Santri di Sidoarjo Dikeroyok Belasan Orang Diduga Anggota Perguruan Silat

Seorang santri di Sidoarjo, Jawa Timur, menjadi korban pengeroyokan oleh belasan orang diduga anggota perguruan silat. Peristiwa itu terjadi pada Selasa (16/1) dini hari di Jalan Raya Tebel, Kecamatan Gedangan.

Korban yang diketahui bernama Hendrik (18) merupakan santri asal Bangka Belitung. Ia mengalami luka-luka di bagian kepala, wajah, dan tubuh.

Menurut keterangan pengurus Pondok Pesantren Al Khoziny, tempat Hendrik menimba ilmu, korban dikeroyok oleh belasan orang yang menggunakan senjata tajam. Korban diduga dikeroyok karena mengenakan kaos milik teman pondoknya yang bertuliskan sebuah perguruan silat.

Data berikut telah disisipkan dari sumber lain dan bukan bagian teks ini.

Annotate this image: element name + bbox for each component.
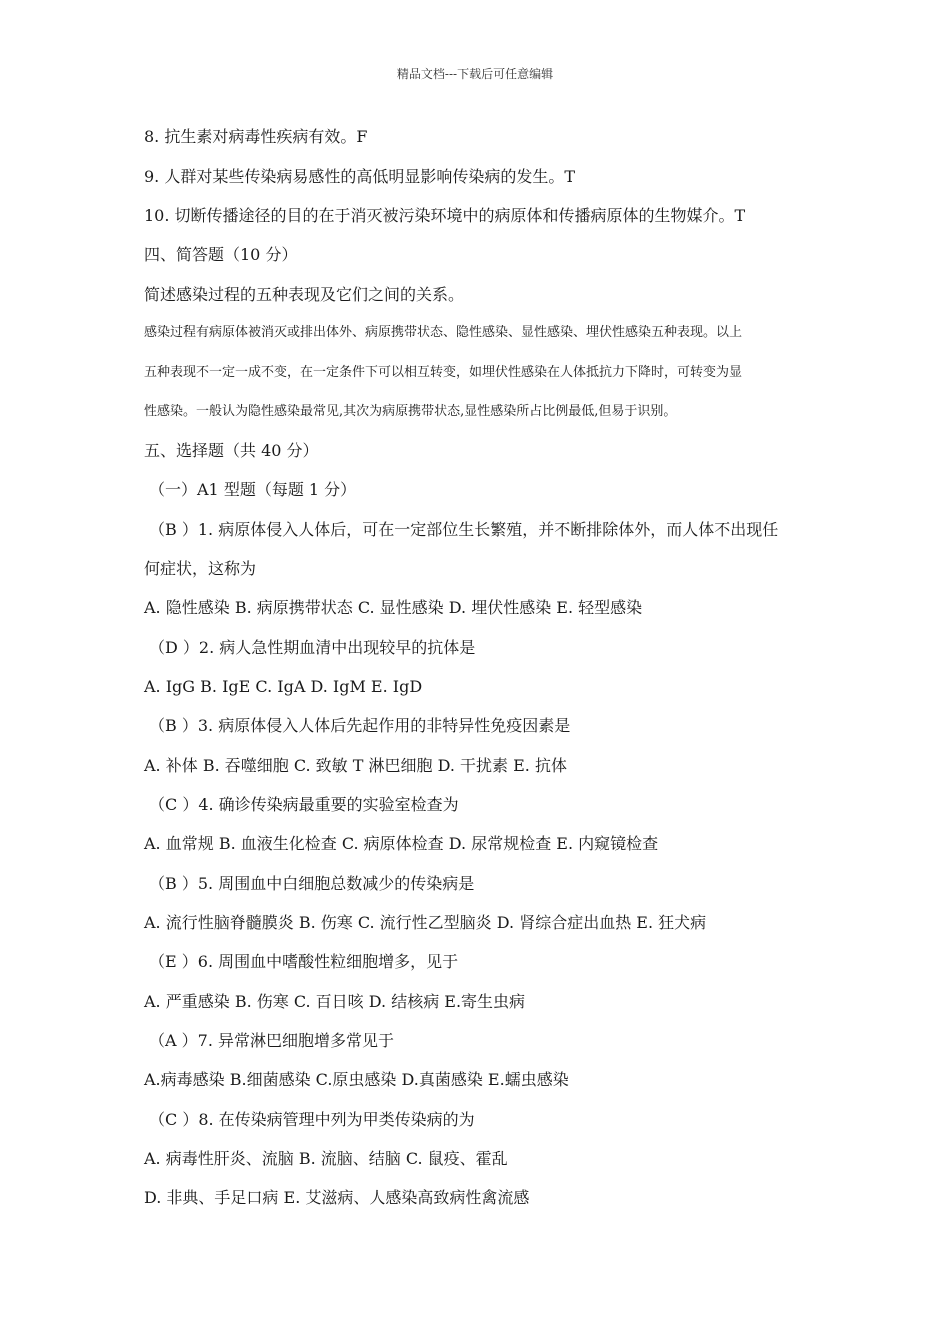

“Infonya dia sendirian dan bukan (anggota perguruan silat. Kemungkinan keluar (pondok) beli belanjaan,” kata Syafik, pengurus pondok pesantren.

Hendrik yang saat itu seorang diri tak mampu melakukan perlawanan. Ia pun ditemukan masyarakat sekitar dengan kondisi tergeletak dan tidak sadarkan diri.

Korban kemudian dilarikan ke Rumah Sakit Umum Daerah (RSUD) Sidoarjo untuk mendapatkan perawatan. Saat ini, kondisi korban sudah mulai membaik.

Polisi masih menyelidiki kasus pengeroyokan tersebut. Polisi telah memeriksa sejumlah saksi dan mengumpulkan barang bukti.

Kapolresta Sidoarjo Kombes Pol Kusumo Wahyu Bintoro mengatakan, pihaknya akan menindak tegas pelaku pengeroyokan. “Kami akan melakukan proses hukum secara profesional terhadap pelaku,” kata Kusumo.

Kasus pengeroyokan ini menambah daftar panjang kasus kekerasan yang melibatkan anggota perguruan silat. Pemerintah dan pihak terkait diharapkan dapat mengambil langkah-langkah untuk mencegah terjadinya kasus serupa.